Eros: Yo también...rápido, vamos al camarote y saquemos toda la sangre que tenemos en la maleta. Aunque está muy refrigerada, no quiero que se estropee.
Sinéad: Sí, antes que pierda el control.


En el exterior...

Renzo: Maldita sea, ya está en el barco...
Willy: Al menos lo hemos intentado, Renzo.
Renzo: No puedo dejar que se marche. Estará muy triste y no quiero que piense que paso de ella.
Willy: Ya, pero no podemos hacer nada.
Renzo: ¿Y si subimos al barco?
Willy: ¿Hablas en serio?


Renzo: Subimos y la buscamos. Me despido de ella y nos bajamos rápidamente antes que el barco zarpe. 
Willy: Eso es una locura. Tu padre estará esperándote y seguro que muy enfadado, será mejor que volvamos. Le puedes enviar un mensaje y le dices que lo sientes.
Renzo: No tengo el móvil encima, me lo he dejado en el restaurante.
Willy: No es buena idea...
Renzo: Lo sé, es una locura...pero necesito verla. Es el amor de mi vida, Willy. Si se marcha...la perderé para siempre.
Willy: ¿Y cómo subimos?
Renzo: Si me aúpas, podemos agarrarnos al ancla. Una vez arriba, te ayudo a subir.
Willy: Está bien...lo haré por ti.


Renzo se subió a los hombros de Willy y consiguió agarrarse al ancla. 

Pinhead: Mira, me recuerda a nosotros en nuestros mejores años.
Fune: Es verdad. Cuantos recuerdos. Hemos cambiado mucho en estos años. Ahora nos vamos de crucero, como un par de paletos pringados y pijos.
Pinhead: Sí, ahora hacemos cosas de normales. Robar aquel banco no fue tan difícil y ahora podemos hacer lo que nos venga en gana. ¿Crees que encontraremos muchas joyas de valor en este barco?
Fune: Nos vamos a forrar, ya verás.


Renzo: ¡Un poco más, Willy!
Willy: ¡Lo intento!

Finalmente, Renzo alcanzó la cubierta del barco.

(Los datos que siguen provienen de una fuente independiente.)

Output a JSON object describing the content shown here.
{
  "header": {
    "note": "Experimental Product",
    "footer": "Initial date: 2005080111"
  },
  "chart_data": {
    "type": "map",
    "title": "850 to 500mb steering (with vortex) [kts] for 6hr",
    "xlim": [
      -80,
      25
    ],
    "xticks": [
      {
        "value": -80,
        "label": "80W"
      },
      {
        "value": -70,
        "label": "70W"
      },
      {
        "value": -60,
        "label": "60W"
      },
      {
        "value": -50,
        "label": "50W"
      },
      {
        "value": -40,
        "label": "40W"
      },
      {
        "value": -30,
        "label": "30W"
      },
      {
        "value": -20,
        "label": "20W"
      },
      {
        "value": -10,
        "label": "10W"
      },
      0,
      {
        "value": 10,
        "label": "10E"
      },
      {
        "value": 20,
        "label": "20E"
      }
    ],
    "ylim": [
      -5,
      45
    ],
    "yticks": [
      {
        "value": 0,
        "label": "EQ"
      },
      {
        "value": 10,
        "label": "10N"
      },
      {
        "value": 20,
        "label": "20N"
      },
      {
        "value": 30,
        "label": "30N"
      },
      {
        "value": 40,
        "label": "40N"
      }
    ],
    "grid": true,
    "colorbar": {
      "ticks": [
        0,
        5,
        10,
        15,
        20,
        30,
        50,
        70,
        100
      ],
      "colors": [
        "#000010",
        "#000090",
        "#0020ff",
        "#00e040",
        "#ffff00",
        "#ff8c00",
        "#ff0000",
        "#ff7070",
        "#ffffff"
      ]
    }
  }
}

Renzo: ¡Lo he conseguido! Vamos, te toca.


Willy: ¡No puedo, está muy alto!
Renzo: Agarra mi mano, Willy.


Finalmente, consiguieron subir a bordo sin problemas. Desubrieron que estaban cerca del puente de mando, por lo que se tiraron al suelo para no ser descubiertos.

Renzo: Cuidado, que nos pillan.
Willy: Renzo, esto me da miedo...
Renzo: No te preocupes, será un momento. Ya verás cuando se lo contemos a Junior y los demás.


Willy: ¿A dónde vamos?
Renzo: No lo sé...esto es muy grande.
Willy: ¿Y cómo vamos a encontrar a Kimberly?

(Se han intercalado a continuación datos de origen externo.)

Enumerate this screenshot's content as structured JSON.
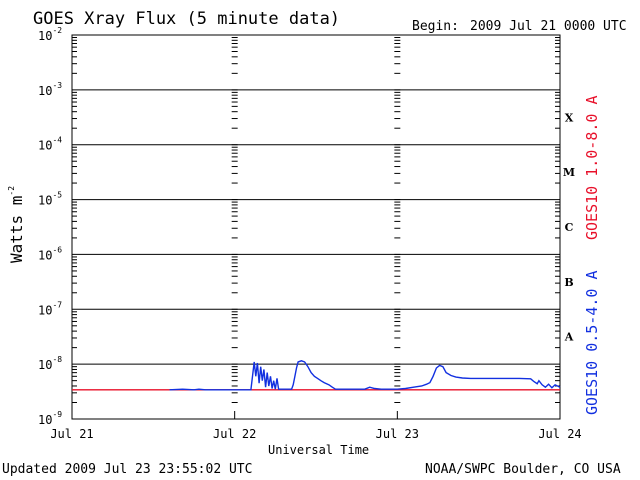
{
  "title": "GOES Xray Flux (5 minute data)",
  "begin": {
    "label": "Begin:",
    "value": "2009 Jul 21 0000 UTC"
  },
  "updated": "Updated 2009 Jul 23 23:55:02 UTC",
  "credit": "NOAA/SWPC Boulder, CO USA",
  "colors": {
    "long_channel": "#e8102a",
    "short_channel": "#1230e0",
    "axes": "#000000"
  },
  "chart_data": {
    "type": "line",
    "title": "GOES Xray Flux (5 minute data)",
    "xlabel": "Universal Time",
    "ylabel": "Watts m",
    "ylabel_superscript": "-2",
    "y_scale": "log",
    "ylim": [
      1e-09,
      0.01
    ],
    "x_days": [
      "Jul 21",
      "Jul 22",
      "Jul 23",
      "Jul 24"
    ],
    "y_ticks": [
      {
        "base": "10",
        "exp": "-2"
      },
      {
        "base": "10",
        "exp": "-3"
      },
      {
        "base": "10",
        "exp": "-4"
      },
      {
        "base": "10",
        "exp": "-5"
      },
      {
        "base": "10",
        "exp": "-6"
      },
      {
        "base": "10",
        "exp": "-7"
      },
      {
        "base": "10",
        "exp": "-8"
      },
      {
        "base": "10",
        "exp": "-9"
      }
    ],
    "flare_classes": [
      {
        "label": "X",
        "band_low": 0.0001,
        "band_high": 0.001
      },
      {
        "label": "M",
        "band_low": 1e-05,
        "band_high": 0.0001
      },
      {
        "label": "C",
        "band_low": 1e-06,
        "band_high": 1e-05
      },
      {
        "label": "B",
        "band_low": 1e-07,
        "band_high": 1e-06
      },
      {
        "label": "A",
        "band_low": 1e-08,
        "band_high": 1e-07
      }
    ],
    "grid": "horizontal lines at each decade",
    "series": [
      {
        "name": "GOES10 1.0-8.0 A",
        "color": "#e8102a",
        "points": [
          [
            0.0,
            3.4e-09
          ],
          [
            3.0,
            3.4e-09
          ]
        ]
      },
      {
        "name": "GOES10 0.5-4.0 A",
        "color": "#1230e0",
        "points": [
          [
            0.6,
            3.4e-09
          ],
          [
            0.68,
            3.5e-09
          ],
          [
            0.75,
            3.4e-09
          ],
          [
            0.78,
            3.5e-09
          ],
          [
            0.82,
            3.4e-09
          ],
          [
            1.1,
            3.4e-09
          ],
          [
            1.12,
            1.1e-08
          ],
          [
            1.13,
            6e-09
          ],
          [
            1.14,
            1.05e-08
          ],
          [
            1.15,
            4.5e-09
          ],
          [
            1.16,
            9e-09
          ],
          [
            1.17,
            5e-09
          ],
          [
            1.18,
            8e-09
          ],
          [
            1.19,
            3.8e-09
          ],
          [
            1.2,
            7e-09
          ],
          [
            1.21,
            4e-09
          ],
          [
            1.22,
            6e-09
          ],
          [
            1.23,
            3.6e-09
          ],
          [
            1.24,
            5e-09
          ],
          [
            1.25,
            3.5e-09
          ],
          [
            1.26,
            5.5e-09
          ],
          [
            1.27,
            3.5e-09
          ],
          [
            1.28,
            3.5e-09
          ],
          [
            1.35,
            3.5e-09
          ],
          [
            1.36,
            4.2e-09
          ],
          [
            1.37,
            6e-09
          ],
          [
            1.38,
            8.5e-09
          ],
          [
            1.39,
            1.1e-08
          ],
          [
            1.41,
            1.15e-08
          ],
          [
            1.43,
            1.1e-08
          ],
          [
            1.45,
            9e-09
          ],
          [
            1.47,
            7e-09
          ],
          [
            1.49,
            6e-09
          ],
          [
            1.51,
            5.5e-09
          ],
          [
            1.53,
            5e-09
          ],
          [
            1.55,
            4.6e-09
          ],
          [
            1.58,
            4.2e-09
          ],
          [
            1.6,
            3.8e-09
          ],
          [
            1.62,
            3.5e-09
          ],
          [
            1.7,
            3.5e-09
          ],
          [
            1.8,
            3.5e-09
          ],
          [
            1.83,
            3.8e-09
          ],
          [
            1.86,
            3.6e-09
          ],
          [
            1.9,
            3.5e-09
          ],
          [
            1.95,
            3.5e-09
          ],
          [
            2.0,
            3.5e-09
          ],
          [
            2.05,
            3.6e-09
          ],
          [
            2.1,
            3.8e-09
          ],
          [
            2.15,
            4e-09
          ],
          [
            2.18,
            4.3e-09
          ],
          [
            2.2,
            4.6e-09
          ],
          [
            2.22,
            6e-09
          ],
          [
            2.24,
            8.5e-09
          ],
          [
            2.26,
            9.5e-09
          ],
          [
            2.28,
            9e-09
          ],
          [
            2.3,
            7e-09
          ],
          [
            2.33,
            6.2e-09
          ],
          [
            2.36,
            5.8e-09
          ],
          [
            2.4,
            5.6e-09
          ],
          [
            2.45,
            5.5e-09
          ],
          [
            2.55,
            5.5e-09
          ],
          [
            2.65,
            5.5e-09
          ],
          [
            2.75,
            5.5e-09
          ],
          [
            2.82,
            5.4e-09
          ],
          [
            2.84,
            4.8e-09
          ],
          [
            2.86,
            4.4e-09
          ],
          [
            2.87,
            5e-09
          ],
          [
            2.89,
            4.2e-09
          ],
          [
            2.91,
            3.8e-09
          ],
          [
            2.93,
            4.3e-09
          ],
          [
            2.95,
            3.7e-09
          ],
          [
            2.97,
            4.2e-09
          ],
          [
            3.0,
            3.8e-09
          ]
        ]
      }
    ]
  }
}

Un tripulante del Panama los vio escondidos. Se acercó curioso para saber que estaban haciendo.


Elliot: ¿Qué hacéis?

Los dos se asustaron y miraron a Elliot. Tenía 6 años, era pecoso y pelirrojo. Llevaba un uniforme blanco con su sombrero, como si del capitán del barco se tratase.

Renzo: Hola...
Elliot: ¿Sois polizones?
Willy: Ehhh...por favor, no nos descubras.
Elliot: Es mi obligación, como hijo del capitán del barco.
Renzo: ¿Cómo te llamas?
Elliot: Elliot, ¿y vosotros?
Renzo: Yo soy Renzo y él es Willy. Por favor, no nos delates. 
Elliot: Debo hacerlo.
Renzo: Por favor, necesitamos tu ayuda.
Elliot: ¿Mi ayuda? 


Renzo: Mi novia está en este barco. Se marcha dos semanas fuera y no me he podido despedir de ella. Solamente me he colado para despedirme de ella. Si se marcha, pensará que ya no la quiero...
Elliot: Pobre...
Renzo: Tampoco sé dónde está. Esto es tan grande...
Elliot: Está bien, os ayudaré. Luego tendréis que bajar del barco. Si mi padre os pilla, se os caerá el pelo.
Renzo: ¡Muchas gracias!


Elliot: ¡Seguidme! Os llevaré a un sitio seguro.
Willy: Gracias, Elliot.
Renzo: Nos salvas la vida.


Elliot los llevó hasta un camarote. Disponía de una estancia con dos camas y una ventana con vistas espectaculares y otra estancia con un cuarto de baño.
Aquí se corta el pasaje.